FCN-U23 verzichtet auf Drittliga-Aufstieg – Trainer Wolf bleibt trotzdem
Der 1. FC Nürnberg hat eine überraschende Entscheidung getroffen: Die U23-Mannschaft des Clubs wird in der kommenden Saison nicht in die 3. Liga aufsteigen, obwohl sie aktuell in der Regionalliga Bayern auf dem ersten Tabellenplatz steht. Diese strategische Entscheidung des Vereins hat in der Fußballwelt für Aufsehen gesorgt und Fragen nach der Zukunft von Trainer Andreas Wolf aufgeworfen.
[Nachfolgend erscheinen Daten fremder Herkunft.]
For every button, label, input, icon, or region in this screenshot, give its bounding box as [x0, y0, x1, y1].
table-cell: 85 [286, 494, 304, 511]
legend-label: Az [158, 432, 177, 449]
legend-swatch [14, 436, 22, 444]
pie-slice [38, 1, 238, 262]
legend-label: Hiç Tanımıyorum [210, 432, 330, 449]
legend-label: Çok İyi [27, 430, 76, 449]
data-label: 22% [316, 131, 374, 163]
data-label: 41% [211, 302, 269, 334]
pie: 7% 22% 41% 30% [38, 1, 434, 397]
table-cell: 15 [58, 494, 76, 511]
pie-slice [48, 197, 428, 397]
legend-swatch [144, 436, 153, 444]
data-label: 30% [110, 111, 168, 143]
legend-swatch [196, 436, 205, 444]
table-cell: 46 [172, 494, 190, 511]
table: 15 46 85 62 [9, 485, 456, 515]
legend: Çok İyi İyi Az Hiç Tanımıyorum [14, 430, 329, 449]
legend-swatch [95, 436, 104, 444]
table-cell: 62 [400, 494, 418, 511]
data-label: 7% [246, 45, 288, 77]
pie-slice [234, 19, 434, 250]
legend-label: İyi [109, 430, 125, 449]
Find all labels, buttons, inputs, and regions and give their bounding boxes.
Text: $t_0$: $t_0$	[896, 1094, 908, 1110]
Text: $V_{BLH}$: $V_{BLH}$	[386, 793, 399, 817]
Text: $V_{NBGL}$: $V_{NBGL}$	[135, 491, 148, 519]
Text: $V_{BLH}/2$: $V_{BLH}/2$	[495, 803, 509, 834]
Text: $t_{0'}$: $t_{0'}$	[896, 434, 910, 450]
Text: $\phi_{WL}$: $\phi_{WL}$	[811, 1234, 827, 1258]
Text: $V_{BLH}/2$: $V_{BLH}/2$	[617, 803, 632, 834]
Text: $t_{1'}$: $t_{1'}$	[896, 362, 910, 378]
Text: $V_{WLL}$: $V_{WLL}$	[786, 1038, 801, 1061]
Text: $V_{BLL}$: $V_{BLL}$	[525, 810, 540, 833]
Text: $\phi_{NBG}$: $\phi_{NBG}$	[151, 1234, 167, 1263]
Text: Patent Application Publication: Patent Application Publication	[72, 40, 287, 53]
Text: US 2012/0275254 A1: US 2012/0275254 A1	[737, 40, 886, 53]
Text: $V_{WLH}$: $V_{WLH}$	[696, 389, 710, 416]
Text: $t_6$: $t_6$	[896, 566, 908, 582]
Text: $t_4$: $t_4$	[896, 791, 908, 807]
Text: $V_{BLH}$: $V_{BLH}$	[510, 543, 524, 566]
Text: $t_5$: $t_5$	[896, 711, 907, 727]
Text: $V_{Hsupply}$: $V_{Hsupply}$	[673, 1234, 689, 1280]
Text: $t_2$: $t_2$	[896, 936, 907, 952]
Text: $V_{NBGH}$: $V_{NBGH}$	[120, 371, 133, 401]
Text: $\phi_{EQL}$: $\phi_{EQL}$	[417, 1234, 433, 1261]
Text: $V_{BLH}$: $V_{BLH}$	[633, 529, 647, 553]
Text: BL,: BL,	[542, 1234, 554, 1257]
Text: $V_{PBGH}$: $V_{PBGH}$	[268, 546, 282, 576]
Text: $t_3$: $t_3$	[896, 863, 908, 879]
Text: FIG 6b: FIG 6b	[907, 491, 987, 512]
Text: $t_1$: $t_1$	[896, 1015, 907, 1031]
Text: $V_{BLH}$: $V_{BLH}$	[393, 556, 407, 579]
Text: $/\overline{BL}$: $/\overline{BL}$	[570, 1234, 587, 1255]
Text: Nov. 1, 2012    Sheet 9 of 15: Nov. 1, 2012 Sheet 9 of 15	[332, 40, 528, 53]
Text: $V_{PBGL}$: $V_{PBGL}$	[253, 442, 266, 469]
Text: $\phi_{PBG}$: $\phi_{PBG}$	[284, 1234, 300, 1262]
Wolf verlängert trotz Profi-Lizenz und Aufstiegsoption
Nun gibt es Klarheit: Andreas Wolf wird auch in der Saison 2026/2027 das Training der U23 des 1. FC Nürnberg übernehmen. Damit geht der 43-jährige Trainer in sein viertes Jahr in dieser Funktion. Diese Verlängerung war keineswegs selbstverständlich, denn Wolf verfügt seit November 2025 über die begehrte Pro-Lizenz und könnte damit theoretisch auch Profi-Mannschaften trainieren.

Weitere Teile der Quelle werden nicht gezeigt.